24 hours in Kaunas

24 hours in Kaunas

You want to start a piece like this with the sun rising, but instead it was lashing down with squall, the clouds like bubbles taking up all the space in the sky – and out on the confluence of the Neman and Neris Rivers, each as muddy as each other, a buoy bobbed with a flashing light on top peeping out a strange signal.

This was a part of the Kaunas Biennial, an art happening that is rapidly gaining notoriety around Europe, not least for connecting artists from the East and the West. Those metaphorical connections became literal. This buoy was transmitting something – if you logged on to a website on your phone you could read the story the artist had programmed to be told in Morse code. Dots and dashes are so simple yet so effective at pushing a point.

Kaunas is communicating with the outside world too – it's tapping out 'C-o-m-e a-n-d v-i-s-i-t' and there are many good reasons to. Not least because, yes, it is a border between East and West and it always has been. For a while this very river delineated the line between German and Russian influence, the two most powerful and destructive influences in this part of the world. But when Lithuania found some space to push against those two big bulwarks, it was in Kaunas – not current capital Vilnius – that the country and its culture found freedom of expression.

At the highpoint of Kaunas in the 1930s, a frenzy of building took place and left the city with an exquisite collection of Art Deco architecture which they're trying to spruce up and get UNESCO World Heritage Listing for. The Post Office and the Milk Company HQ are buildings that scholars would travel for a long time to see. There are also fantastic runs of inventive art deco houses and apartment blocks taking up whole streets. It's a joyous sight on grey Baltic mornings.

Coffee and a strange but comforting dish of baked cheese await me at Kultura, the cool cafe inside the Modern Art Gallery where hipsters gather speaking English beneath retro art posters and a Russian ice hockey arcade machine. And on the wall of the brutalist building the gallery lives in is a mural by Os Gemeos, those bad Brazilian bros of the street art world, whose mother was from Lithuania. There are many murals around the city and the gallery will give you a guide to them if you ask nicely.

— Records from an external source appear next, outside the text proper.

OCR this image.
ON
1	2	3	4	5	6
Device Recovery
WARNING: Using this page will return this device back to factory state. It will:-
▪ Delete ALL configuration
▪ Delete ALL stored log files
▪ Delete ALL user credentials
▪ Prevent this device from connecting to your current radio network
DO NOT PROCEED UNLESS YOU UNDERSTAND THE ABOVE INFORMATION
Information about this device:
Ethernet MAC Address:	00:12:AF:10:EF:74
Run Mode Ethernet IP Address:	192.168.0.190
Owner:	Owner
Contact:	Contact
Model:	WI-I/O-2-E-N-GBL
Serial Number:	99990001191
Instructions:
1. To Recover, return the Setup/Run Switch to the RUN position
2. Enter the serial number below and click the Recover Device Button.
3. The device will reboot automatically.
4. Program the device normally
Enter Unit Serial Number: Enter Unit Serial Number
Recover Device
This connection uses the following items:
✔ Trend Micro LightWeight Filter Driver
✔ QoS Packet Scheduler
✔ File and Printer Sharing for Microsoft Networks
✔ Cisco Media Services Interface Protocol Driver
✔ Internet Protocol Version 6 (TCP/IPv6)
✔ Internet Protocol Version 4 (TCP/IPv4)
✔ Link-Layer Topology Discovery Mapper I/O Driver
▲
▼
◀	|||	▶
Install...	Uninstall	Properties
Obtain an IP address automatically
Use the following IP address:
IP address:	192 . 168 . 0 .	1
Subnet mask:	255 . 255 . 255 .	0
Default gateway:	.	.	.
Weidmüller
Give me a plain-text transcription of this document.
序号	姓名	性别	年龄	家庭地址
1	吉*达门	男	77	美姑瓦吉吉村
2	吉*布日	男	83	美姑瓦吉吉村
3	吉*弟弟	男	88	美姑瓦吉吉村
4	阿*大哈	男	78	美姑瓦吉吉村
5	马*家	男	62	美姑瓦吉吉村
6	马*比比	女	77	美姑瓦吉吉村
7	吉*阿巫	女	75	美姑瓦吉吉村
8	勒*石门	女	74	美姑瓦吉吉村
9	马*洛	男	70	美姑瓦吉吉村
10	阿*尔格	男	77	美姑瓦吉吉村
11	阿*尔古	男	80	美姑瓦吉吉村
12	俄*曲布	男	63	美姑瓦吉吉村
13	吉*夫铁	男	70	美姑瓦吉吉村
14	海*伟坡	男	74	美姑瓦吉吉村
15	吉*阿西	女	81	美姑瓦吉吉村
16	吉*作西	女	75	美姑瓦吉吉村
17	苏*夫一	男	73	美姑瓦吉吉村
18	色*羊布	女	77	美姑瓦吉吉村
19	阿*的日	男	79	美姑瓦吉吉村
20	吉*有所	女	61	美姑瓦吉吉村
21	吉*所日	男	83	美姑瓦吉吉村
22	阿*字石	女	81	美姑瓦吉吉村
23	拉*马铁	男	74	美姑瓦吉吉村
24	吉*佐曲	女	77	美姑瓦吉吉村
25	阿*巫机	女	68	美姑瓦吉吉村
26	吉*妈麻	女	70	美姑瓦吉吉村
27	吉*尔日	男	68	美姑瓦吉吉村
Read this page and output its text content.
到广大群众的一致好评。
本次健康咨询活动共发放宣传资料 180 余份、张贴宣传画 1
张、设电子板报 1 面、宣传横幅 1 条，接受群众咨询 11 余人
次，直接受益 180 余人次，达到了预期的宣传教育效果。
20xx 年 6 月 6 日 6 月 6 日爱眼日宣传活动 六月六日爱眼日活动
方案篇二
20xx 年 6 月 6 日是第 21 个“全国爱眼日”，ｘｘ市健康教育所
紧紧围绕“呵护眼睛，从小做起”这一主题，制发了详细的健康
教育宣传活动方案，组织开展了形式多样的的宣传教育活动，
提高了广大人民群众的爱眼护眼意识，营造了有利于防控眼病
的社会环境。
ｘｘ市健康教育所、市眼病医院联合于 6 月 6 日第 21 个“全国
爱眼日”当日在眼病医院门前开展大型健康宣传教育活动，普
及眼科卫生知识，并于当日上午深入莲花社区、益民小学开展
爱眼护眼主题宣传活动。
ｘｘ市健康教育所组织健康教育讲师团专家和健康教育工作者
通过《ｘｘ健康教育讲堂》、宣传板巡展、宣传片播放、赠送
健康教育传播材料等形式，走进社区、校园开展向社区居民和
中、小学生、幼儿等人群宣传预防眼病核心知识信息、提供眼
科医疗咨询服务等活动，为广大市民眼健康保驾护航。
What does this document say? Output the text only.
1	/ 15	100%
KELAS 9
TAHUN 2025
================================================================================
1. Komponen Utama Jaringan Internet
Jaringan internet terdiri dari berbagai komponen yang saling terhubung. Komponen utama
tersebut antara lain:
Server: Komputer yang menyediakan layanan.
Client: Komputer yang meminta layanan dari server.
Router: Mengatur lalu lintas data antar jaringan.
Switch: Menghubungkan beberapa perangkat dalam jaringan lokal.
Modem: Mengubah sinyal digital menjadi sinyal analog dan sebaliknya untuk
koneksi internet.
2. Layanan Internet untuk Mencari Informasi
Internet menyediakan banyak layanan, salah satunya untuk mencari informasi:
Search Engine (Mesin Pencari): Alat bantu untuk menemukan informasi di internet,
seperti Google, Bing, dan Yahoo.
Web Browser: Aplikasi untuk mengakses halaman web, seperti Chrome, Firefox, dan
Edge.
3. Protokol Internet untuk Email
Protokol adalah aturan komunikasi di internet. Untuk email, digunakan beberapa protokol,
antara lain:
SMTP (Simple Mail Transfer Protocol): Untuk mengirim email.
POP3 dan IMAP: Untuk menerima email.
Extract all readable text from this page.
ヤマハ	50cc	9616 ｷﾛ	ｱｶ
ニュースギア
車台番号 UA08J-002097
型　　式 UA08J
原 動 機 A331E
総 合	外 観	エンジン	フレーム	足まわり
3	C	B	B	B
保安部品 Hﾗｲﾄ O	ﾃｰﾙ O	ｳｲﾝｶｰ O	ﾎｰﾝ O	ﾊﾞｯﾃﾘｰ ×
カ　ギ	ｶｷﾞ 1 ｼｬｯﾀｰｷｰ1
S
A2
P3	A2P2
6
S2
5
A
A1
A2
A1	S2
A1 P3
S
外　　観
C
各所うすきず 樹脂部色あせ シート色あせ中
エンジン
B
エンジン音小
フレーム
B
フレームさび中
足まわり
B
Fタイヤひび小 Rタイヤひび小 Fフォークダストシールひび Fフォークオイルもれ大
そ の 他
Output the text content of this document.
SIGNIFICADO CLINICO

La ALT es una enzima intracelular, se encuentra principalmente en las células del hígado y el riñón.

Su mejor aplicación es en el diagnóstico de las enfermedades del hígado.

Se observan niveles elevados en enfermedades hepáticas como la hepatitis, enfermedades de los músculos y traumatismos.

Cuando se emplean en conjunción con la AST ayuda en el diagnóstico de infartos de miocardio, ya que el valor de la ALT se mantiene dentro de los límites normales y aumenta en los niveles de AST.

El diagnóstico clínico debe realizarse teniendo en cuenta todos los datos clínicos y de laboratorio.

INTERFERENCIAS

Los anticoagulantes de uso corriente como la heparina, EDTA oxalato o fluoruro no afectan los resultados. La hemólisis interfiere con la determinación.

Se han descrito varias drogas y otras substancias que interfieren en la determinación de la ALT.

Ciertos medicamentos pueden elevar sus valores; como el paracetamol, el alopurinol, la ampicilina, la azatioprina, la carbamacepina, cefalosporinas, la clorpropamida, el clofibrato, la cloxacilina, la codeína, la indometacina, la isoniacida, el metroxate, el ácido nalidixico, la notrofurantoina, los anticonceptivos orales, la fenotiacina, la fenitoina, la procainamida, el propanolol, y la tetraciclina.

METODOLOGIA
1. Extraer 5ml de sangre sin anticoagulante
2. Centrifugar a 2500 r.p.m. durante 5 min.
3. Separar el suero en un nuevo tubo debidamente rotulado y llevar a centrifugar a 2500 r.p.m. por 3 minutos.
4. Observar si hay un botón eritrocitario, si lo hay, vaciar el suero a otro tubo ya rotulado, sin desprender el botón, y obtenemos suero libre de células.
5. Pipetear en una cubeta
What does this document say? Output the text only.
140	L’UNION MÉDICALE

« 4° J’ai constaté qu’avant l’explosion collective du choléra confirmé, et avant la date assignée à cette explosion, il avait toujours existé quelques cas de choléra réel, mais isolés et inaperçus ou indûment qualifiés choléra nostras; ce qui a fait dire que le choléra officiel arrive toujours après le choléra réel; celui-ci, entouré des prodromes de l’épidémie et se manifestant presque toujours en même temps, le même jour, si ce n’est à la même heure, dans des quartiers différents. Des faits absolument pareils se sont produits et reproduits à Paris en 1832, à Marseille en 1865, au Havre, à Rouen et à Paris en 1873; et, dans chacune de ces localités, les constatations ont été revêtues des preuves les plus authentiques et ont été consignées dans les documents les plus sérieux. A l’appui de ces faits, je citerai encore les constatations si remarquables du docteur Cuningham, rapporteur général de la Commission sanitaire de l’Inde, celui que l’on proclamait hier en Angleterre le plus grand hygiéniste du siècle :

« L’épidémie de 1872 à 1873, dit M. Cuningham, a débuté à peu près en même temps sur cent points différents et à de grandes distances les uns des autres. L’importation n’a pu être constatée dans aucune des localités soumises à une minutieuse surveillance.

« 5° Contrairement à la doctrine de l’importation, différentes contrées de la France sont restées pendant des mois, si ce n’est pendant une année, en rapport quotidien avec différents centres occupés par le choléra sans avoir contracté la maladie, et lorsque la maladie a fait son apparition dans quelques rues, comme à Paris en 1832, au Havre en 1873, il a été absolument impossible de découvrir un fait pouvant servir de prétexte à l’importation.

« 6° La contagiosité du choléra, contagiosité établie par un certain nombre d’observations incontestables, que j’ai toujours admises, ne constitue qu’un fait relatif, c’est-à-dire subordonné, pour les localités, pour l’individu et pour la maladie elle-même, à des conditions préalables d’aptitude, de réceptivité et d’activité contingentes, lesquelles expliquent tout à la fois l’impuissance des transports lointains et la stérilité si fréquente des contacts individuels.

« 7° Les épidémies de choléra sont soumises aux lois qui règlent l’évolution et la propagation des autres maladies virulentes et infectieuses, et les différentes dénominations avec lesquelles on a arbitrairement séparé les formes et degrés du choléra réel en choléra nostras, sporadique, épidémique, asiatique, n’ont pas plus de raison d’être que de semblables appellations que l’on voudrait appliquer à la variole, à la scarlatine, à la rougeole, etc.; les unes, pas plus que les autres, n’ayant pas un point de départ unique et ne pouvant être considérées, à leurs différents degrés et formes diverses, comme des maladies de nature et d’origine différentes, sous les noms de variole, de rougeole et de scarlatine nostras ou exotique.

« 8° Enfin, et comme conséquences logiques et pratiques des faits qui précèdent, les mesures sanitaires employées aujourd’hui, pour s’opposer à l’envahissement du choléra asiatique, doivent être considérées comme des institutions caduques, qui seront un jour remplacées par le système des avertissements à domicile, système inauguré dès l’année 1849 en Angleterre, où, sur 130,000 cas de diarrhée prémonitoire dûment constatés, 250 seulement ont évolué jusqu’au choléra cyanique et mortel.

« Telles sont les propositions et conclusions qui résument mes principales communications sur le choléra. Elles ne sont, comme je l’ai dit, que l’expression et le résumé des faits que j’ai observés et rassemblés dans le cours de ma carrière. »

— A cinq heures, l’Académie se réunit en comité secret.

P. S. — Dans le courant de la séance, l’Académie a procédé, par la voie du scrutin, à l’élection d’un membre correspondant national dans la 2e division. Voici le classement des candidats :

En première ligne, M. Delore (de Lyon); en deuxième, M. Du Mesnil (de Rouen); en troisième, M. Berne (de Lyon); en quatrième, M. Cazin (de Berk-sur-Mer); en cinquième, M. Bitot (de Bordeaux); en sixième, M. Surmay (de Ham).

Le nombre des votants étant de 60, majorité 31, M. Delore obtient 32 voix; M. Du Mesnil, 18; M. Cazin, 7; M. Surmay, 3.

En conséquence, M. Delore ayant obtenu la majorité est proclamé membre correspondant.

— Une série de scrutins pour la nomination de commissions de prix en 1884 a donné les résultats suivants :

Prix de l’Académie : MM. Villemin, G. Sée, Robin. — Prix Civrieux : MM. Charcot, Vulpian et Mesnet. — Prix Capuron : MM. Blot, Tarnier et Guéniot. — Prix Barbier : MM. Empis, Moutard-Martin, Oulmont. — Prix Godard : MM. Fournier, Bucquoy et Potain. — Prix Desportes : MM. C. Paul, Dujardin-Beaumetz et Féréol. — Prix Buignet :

Something older awaits on the outskirts, past a huge unnatural reservoir where the Neman was dammed without its consent. The Pazaislis Monastery is a weird Neo-Baroque confection housing some haunting history and a part of it has been taken over by the luxury Monte Pacis Hotel where I lunch on baked potato and rabbit and a royal flush of decadent desserts including one which is a kind of deconstructed chocolate bar.

That nascent nationalism of the turn of the 1900s was stoked in no small part by MK Ciurlionis, composer and artist. And at the museum dedicated to his work I look at paintings that brood and show something of the recalcitrant Slavic spirit and the gloom of the Baltics and which express at the same time the pain and the joy that comes from being human. They could have only been painted in cold climes. The attendant puts on some of his music and it strikes me that it expresses something profound about simply being human, simply living – as well as a more subtle call to arms for the Lithuanians. It is all fascinating.

At night it would be rude not to pay a visit to the Hanseatic Old Town, with its Teutonic Castle and handsome main square. The bars are alive and the beers are cheap and in the street couples are doing the Tango while a crowd Snapchats it all on their phones. The atmosphere is merry. At Hop Doc (which feels like it could be in Hoxton) a beautiful barmaid who speaks perfect English tells me about the craft brews from round these parts and I try a couple and then one of their signature burgers.

It powers me up for the walk back to my hotel, Hof a sweet little boutique bolthole squatting in an alley where you can watch locals do the shopping as you sit out on the terrace. A surprising city with a varied history, and a place where things are not as they seem, Kaunas has made an impression on me.